Highly stable semi-transparent MAPbI3 perovskite solar cells with operational output for 4000 h

Abstract

We present high stability of semi-transparent methyl ammonium (MA) lead triiodide perovskite (MAPbI3) solar cells with sputter–deposited polycrystalline NiOx hole transport layer (HTL) and indium tin oxide (ITO) back contact. We have demonstrated high thermal stability of the MAPbI3 perovskite devices with the NiOx HTL and glass encapsulations, showing no performance degradation at 85 °C over 1000 h in dark. They showed instability, however, under 1 sun illumination at ∼30 °C. Here, we demonstrate that the combination of the NiOx HTL and the ITO for both top and bottom electrodes of the perovskite solar cells can solve this instability problem.
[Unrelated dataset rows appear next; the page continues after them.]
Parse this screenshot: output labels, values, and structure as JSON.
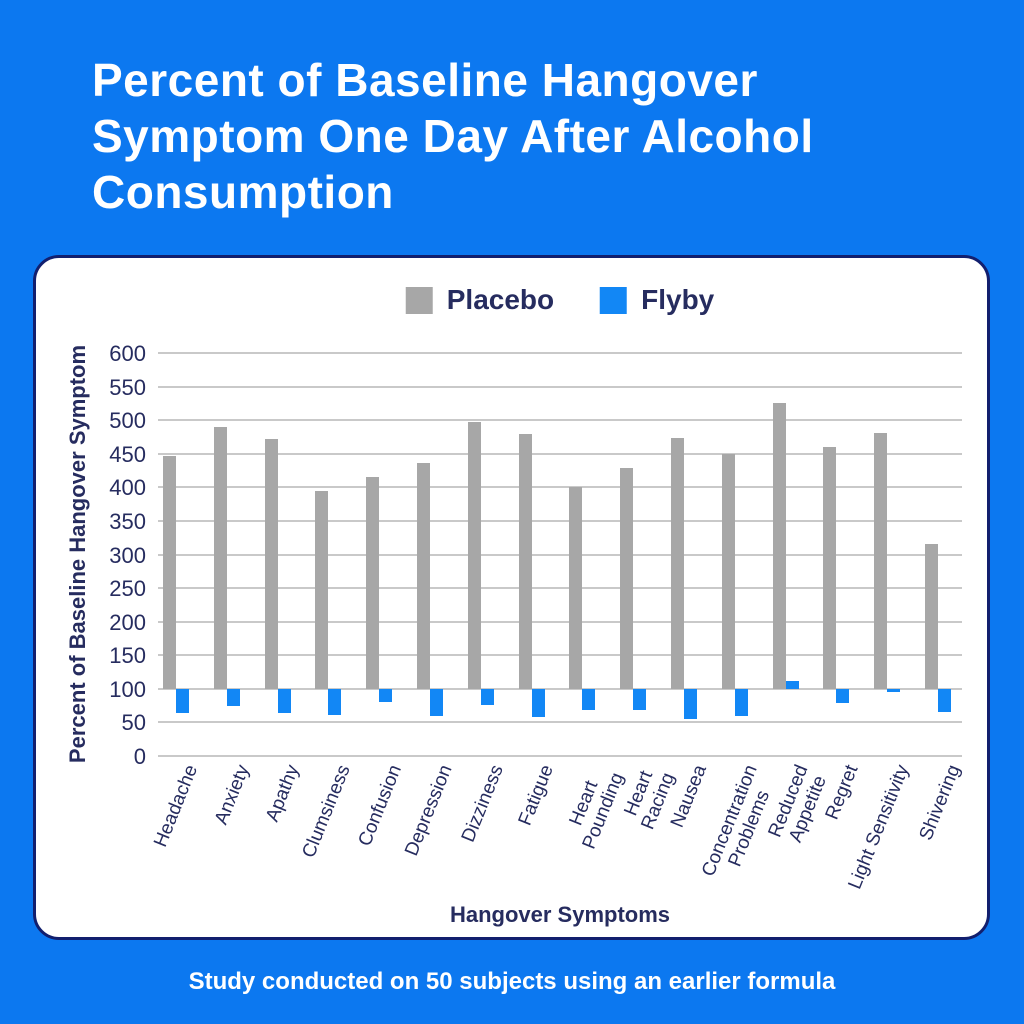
{
  "title": "Percent of Baseline Hangover Symptom One Day After Alcohol Consumption",
  "caption": "Study conducted on 50 subjects using an earlier formula",
  "legend": {
    "items": [
      {
        "label": "Placebo",
        "color": "#A7A7A7"
      },
      {
        "label": "Flyby",
        "color": "#1287F5"
      }
    ]
  },
  "chart_data": {
    "type": "bar",
    "title": "Percent of Baseline Hangover Symptom One Day After Alcohol Consumption",
    "xlabel": "Hangover Symptoms",
    "ylabel": "Percent of Baseline Hangover Symptom",
    "ylim": [
      0,
      600
    ],
    "yticks": [
      0,
      50,
      100,
      150,
      200,
      250,
      300,
      350,
      400,
      450,
      500,
      550,
      600
    ],
    "baseline": 100,
    "grid": true,
    "legend_position": "top-center",
    "categories": [
      "Headache",
      "Anxiety",
      "Apathy",
      "Clumsiness",
      "Confusion",
      "Depression",
      "Dizziness",
      "Fatigue",
      "Heart\nPounding",
      "Heart\nRacing",
      "Nausea",
      "Concentration\nProblems",
      "Reduced\nAppetite",
      "Regret",
      "Light Sensitivity",
      "Shivering"
    ],
    "series": [
      {
        "name": "Placebo",
        "color": "#A7A7A7",
        "values": [
          446,
          490,
          472,
          394,
          415,
          436,
          497,
          480,
          400,
          429,
          474,
          450,
          525,
          460,
          481,
          315
        ]
      },
      {
        "name": "Flyby",
        "color": "#1287F5",
        "values": [
          64,
          75,
          64,
          61,
          80,
          59,
          76,
          58,
          68,
          69,
          55,
          60,
          112,
          79,
          95,
          66
        ]
      }
    ]
  },
  "colors": {
    "background": "#0C78F0",
    "card_background": "#FFFFFF",
    "card_border": "#121F6E",
    "text_navy": "#262C5F",
    "title_text": "#FFFFFF",
    "gridline": "#C9C9C9"
  }
}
This approach resulted in highly stable semitransparent devices with the average visible light transmittance (AVT) above 11% and the power conversion efficiency (PCE) of 12.5%, showing steady power output nearly 4000 h of continuous operation at MPPT under 1 sun illumination. While the use of poly[bis(4-phenyl)(2,4,6-trimethylphenyl) (PTAA) HTL resulted in the semitransparent devices with higher PCE of 13.6%, their device stabilities were much inferior to the NiOx HTL based devices. These results indicated that a rather classical MA based perovskite, MAPbI3, is indeed a stable photovoltaic material with the proper choice of the interface layers and electrode materials, and the use of the sputter–deposited NiOx HTL together with the ITO back contact is one of the key elements to overcome the stability problem in the lead halide perovskite solar cells.